Get line of a text file containing a specific word

Baschi · July 28, 2005, 8:39am

Hello

Please forgive me if this is too easy for you, but I can’t find a solution for that problem.

With this part of a script I open a file containing Tab separated information as the result of a database export.

set vmnum to "6221393"


set adbaselist to choose file with prompt "Please select file"
set adbaselist to adbaselist as text

set AppleScript's text item delimiters to ""
set every_row to paragraphs of (read file adbaselist)

This file contains about 100’000 paragraphs (records)

Now I would like to get the entire record containing a specific information. Is this possible with AppleScript?

Thanks in advance

Baschi

julifos · July 28, 2005, 11:42am

Too much records for AS, I think. I’d better use “grep”:

set searchTerm to "blah"
set inputFile to alias "path:to:file.txt"

set matchingRecords to (do shell script "grep -e " & quoted form of searchTerm & space & quoted form of POSIX path of inputFile)

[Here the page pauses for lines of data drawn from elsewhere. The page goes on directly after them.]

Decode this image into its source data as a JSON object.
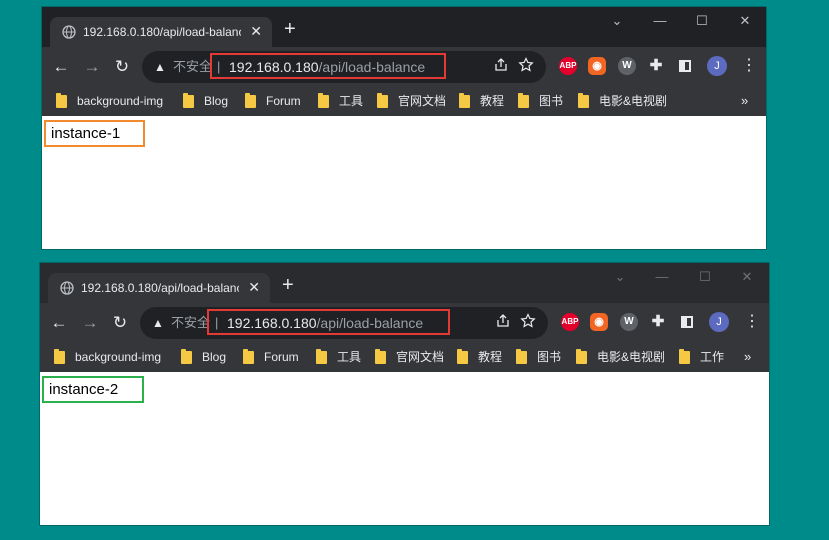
{
  "windows": [
    {
      "tab_title": "192.168.0.180/api/load-balance",
      "new_tab": "+",
      "controls": {
        "minimize": "—",
        "maximize": "☐",
        "close": "✕",
        "dropdown": "⌄"
      },
      "nav": {
        "back": "←",
        "forward": "→",
        "reload": "↻"
      },
      "address": {
        "warning": "▲",
        "insecure_label": "不安全",
        "separator": "|",
        "host": "192.168.0.180",
        "path": "/api/load-balance",
        "highlight_color": "#e53935"
      },
      "extensions": {
        "abp": "ABP",
        "w": "W",
        "avatar": "J",
        "menu": "⋮"
      },
      "bookmarks": [
        "background-img",
        "Blog",
        "Forum",
        "工具",
        "官网文档",
        "教程",
        "图书",
        "电影&电视剧"
      ],
      "bookmarks_more": "»",
      "content_text": "instance-1",
      "content_border_color": "#f28a2e"
    },
    {
      "tab_title": "192.168.0.180/api/load-balance",
      "new_tab": "+",
      "controls": {
        "minimize": "—",
        "maximize": "☐",
        "close": "✕",
        "dropdown": "⌄"
      },
      "nav": {
        "back": "←",
        "forward": "→",
        "reload": "↻"
      },
      "address": {
        "warning": "▲",
        "insecure_label": "不安全",
        "separator": "|",
        "host": "192.168.0.180",
        "path": "/api/load-balance",
        "highlight_color": "#e53935"
      },
      "extensions": {
        "abp": "ABP",
        "w": "W",
        "avatar": "J",
        "menu": "⋮"
      },
      "bookmarks": [
        "background-img",
        "Blog",
        "Forum",
        "工具",
        "官网文档",
        "教程",
        "图书",
        "电影&电视剧",
        "工作"
      ],
      "bookmarks_more": "»",
      "content_text": "instance-2",
      "content_border_color": "#2bb04c"
    }
  ],
  "colors": {
    "desktop": "#008B8B",
    "tabstrip": "#202124",
    "toolbar": "#35363a"
  }
}
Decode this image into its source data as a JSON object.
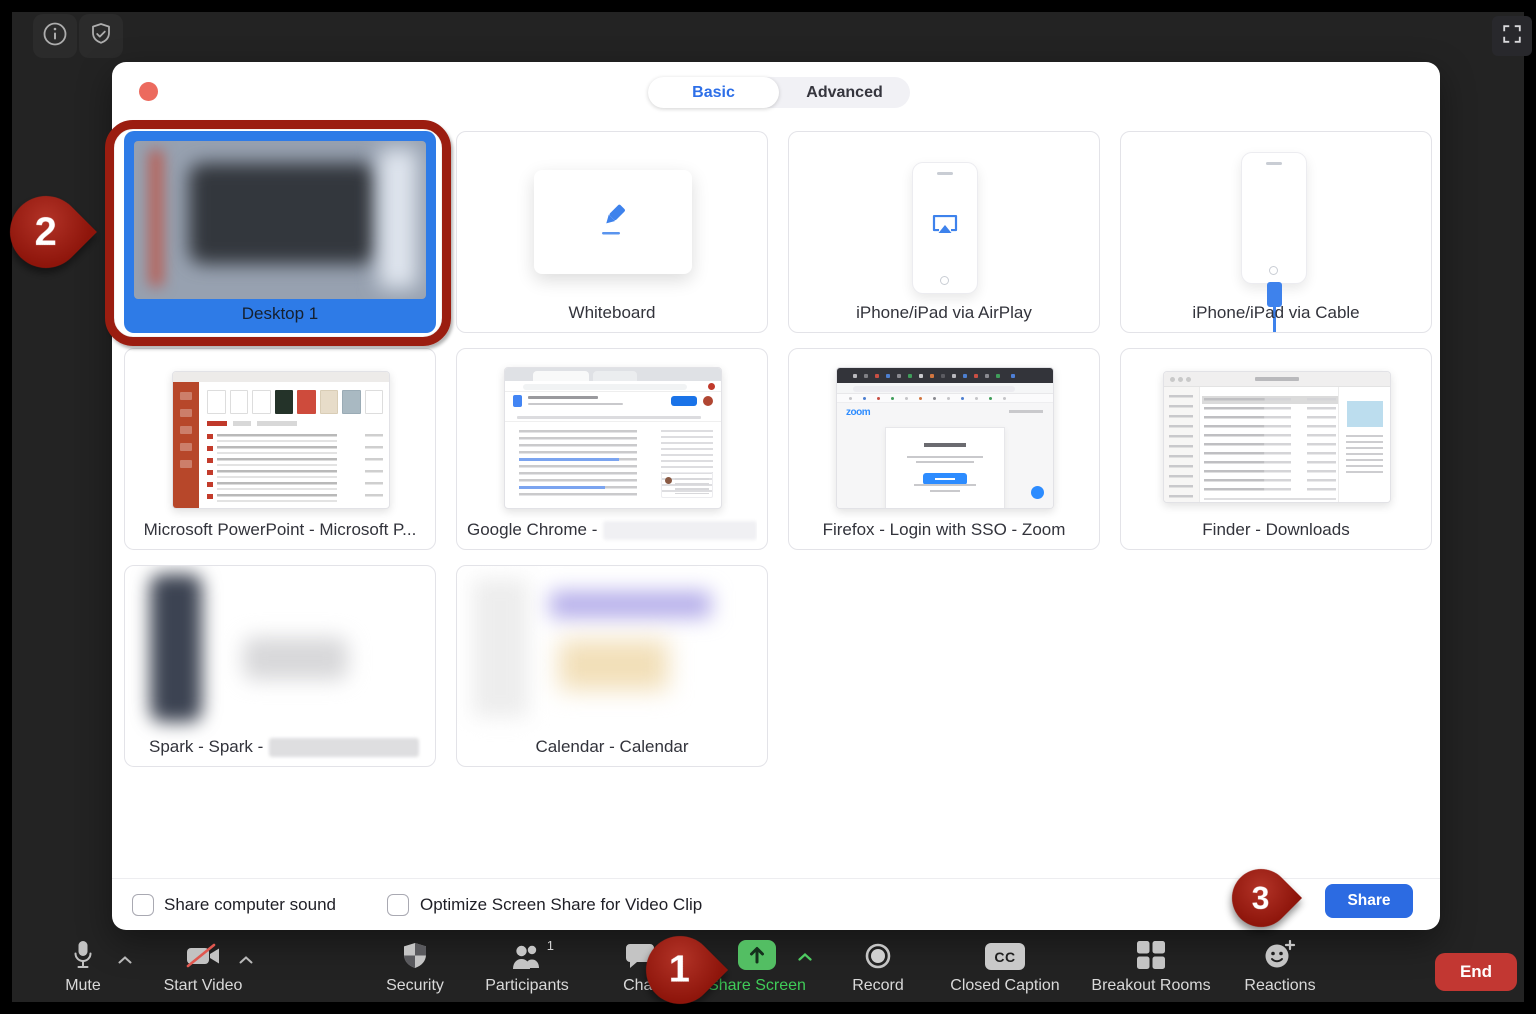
{
  "dialog": {
    "tabs": [
      {
        "label": "Basic",
        "active": true
      },
      {
        "label": "Advanced",
        "active": false
      }
    ],
    "tiles": [
      {
        "label": "Desktop 1",
        "selected": true
      },
      {
        "label": "Whiteboard"
      },
      {
        "label": "iPhone/iPad via AirPlay"
      },
      {
        "label": "iPhone/iPad via Cable"
      },
      {
        "label": "Microsoft PowerPoint - Microsoft P..."
      },
      {
        "label": "Google Chrome -",
        "redacted": true
      },
      {
        "label": "Firefox - Login with SSO - Zoom",
        "thumb_logo": "zoom"
      },
      {
        "label": "Finder - Downloads"
      },
      {
        "label": "Spark - Spark -",
        "redacted": true
      },
      {
        "label": "Calendar - Calendar"
      }
    ],
    "options": [
      {
        "label": "Share computer sound",
        "checked": false
      },
      {
        "label": "Optimize Screen Share for Video Clip",
        "checked": false
      }
    ],
    "share_button_label": "Share"
  },
  "annotations": {
    "step1": "1",
    "step2": "2",
    "step3": "3"
  },
  "toolbar": {
    "items": [
      {
        "label": "Mute",
        "has_chevron": true
      },
      {
        "label": "Start Video",
        "has_chevron": true
      },
      {
        "label": "Security"
      },
      {
        "label": "Participants",
        "badge": "1"
      },
      {
        "label": "Chat"
      },
      {
        "label": "Share Screen",
        "active": true,
        "has_chevron": true
      },
      {
        "label": "Record"
      },
      {
        "label": "Closed Caption",
        "icon_text": "CC"
      },
      {
        "label": "Breakout Rooms"
      },
      {
        "label": "Reactions"
      }
    ],
    "end_button_label": "End"
  },
  "colors": {
    "accent_blue": "#2D6FE8",
    "selected_tile_blue": "#2E7BE7",
    "share_green": "#53BE63",
    "annotation_red": "#9B1D10",
    "end_red": "#C23732",
    "close_dot": "#EC6A5E"
  }
}
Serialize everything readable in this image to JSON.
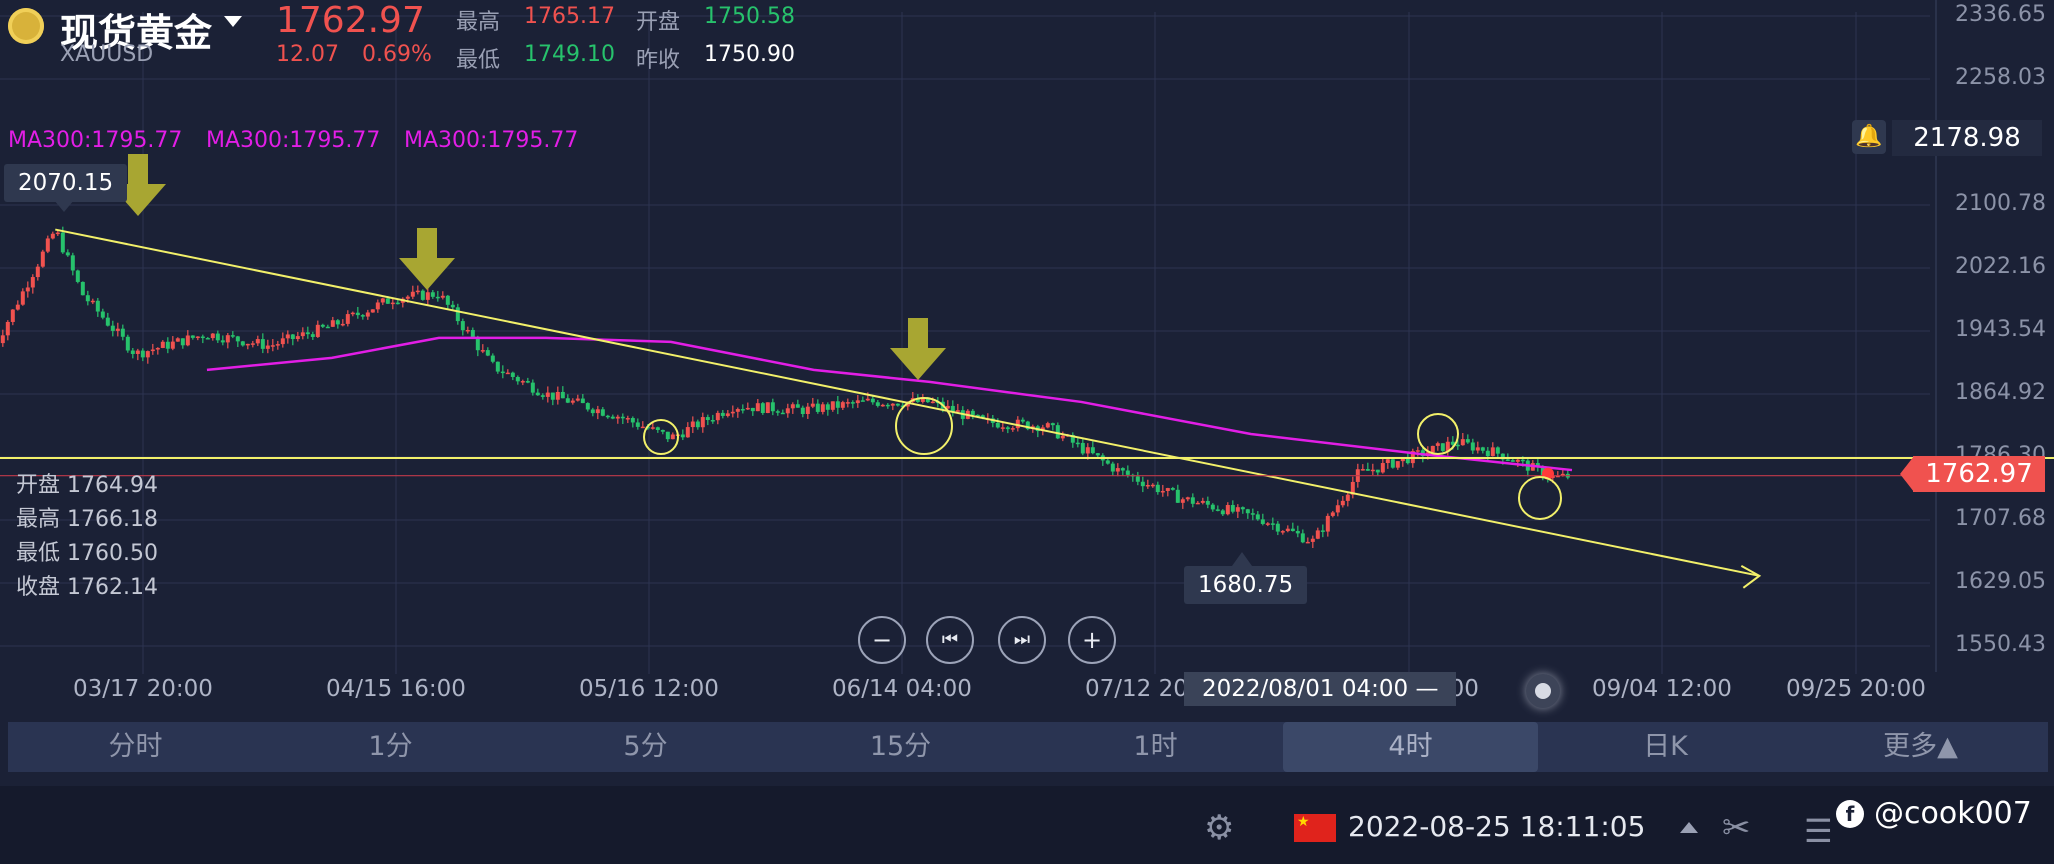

julifos · July 28, 2005, 11:43am

It could be done in a different fashion in plain AS, though (and also very quick) using offsets, but I’d be so lazy to do it while it can be done with “grep” :rolleyes:

Baschi · July 28, 2005, 12:08pm

Hi jj

Thanks a lot - works phantastic

Baschi

kel · July 28, 2005, 12:09pm

Hi,

Also, if you want to do with offset, then something like this:

set vmnum to “6221393”

set adbaselist to choose file with prompt “Please select file”
set db_text to (read adbaselist)
set the_offset to (offset of vmnum in db_text)
set the_record to (read adbaselist from the_offset before (ASCII character 10) using delimiter tab)
– ascii character 10 is linefeed
– or use return (ascii character 13)
– I wrote my test text file with TextEdit

622139 needs to be a unique field value. If not, then you can do other things depending on how the record fields are ordered etc. Here Iassume that the vmnum is in the first field of the record.

gl,

Baschi · July 29, 2005, 8:39am

hi kel

Thank you for the “offset” solution. Works fine too and it doesn’t matter how the source text file is formatted. Working with the grep-version requires a source file with UNIX linebreaks.

Regards, Baschi

kai · July 29, 2005, 10:05pm

On very large files, offset may be relatively slow - while grep, though speedy, will always carry the overhead of making an external call to the shell. Another option, which should be faster and equally effective, is to use AppleScript’s text item delimiters - perhaps something like this (to return the first paragraph containing a given search string):

to searchText of currText for searchString
	set tid to text item delimiters
	set text item delimiters to searchString
	considering case
		tell currText to if (count text items) is 1 then
			set searchResult to "ERROR: no match found for \"" & ({""} & "\".")
		else
			set searchResult to text item 1's paragraph -1 & ({""} & text item 2's paragraph 1)
		end if
	end considering
	set text item delimiters to tid
	searchResult
end searchText

set vmnum to "6221393"
searchText of (read (choose file)) for vmnum

kel · July 30, 2005, 3:22pm

Hi Kai,

Actually I think the offset method might be a lot faster even with a completed script. Here’s a test using Jon’s Commands:

set f to choose file
set t to read f

set vmnum to “6221393”

set t1 to the ticks
set b to offset of vmnum in t
set r1 to read f from b until return
set t2 to the ticks
set d1 to t2 - t1

set t1 to the ticks
set r2 to searchText of (read (choose file)) for vmnum – double read
set t2 to the ticks
set d2 to t2 - t1

display dialog “Offset method: " & d1 & " ticks” & return & “TID method: " & d2 & " ticks”
r1 = r2

to searchText of currText for searchString
set tid to text item delimiters
set text item delimiters to searchString
considering case
tell currText to if (count text items) is 1 then
set searchResult to “ERROR: no match found for "” & ({“”} & “".”)
else
set searchResult to text item 1’s paragraph -1 & ({“”} & text item 2’s paragraph 1)
end if
end considering
set text item delimiters to tid
searchResult
end searchText

Baschi, note that you need to error check your script. One issue that might arise is there might be numbers “6221393” and “62213934”. Stuff like that might cause problems, but if the ad number has just seven digits, then it should be ok.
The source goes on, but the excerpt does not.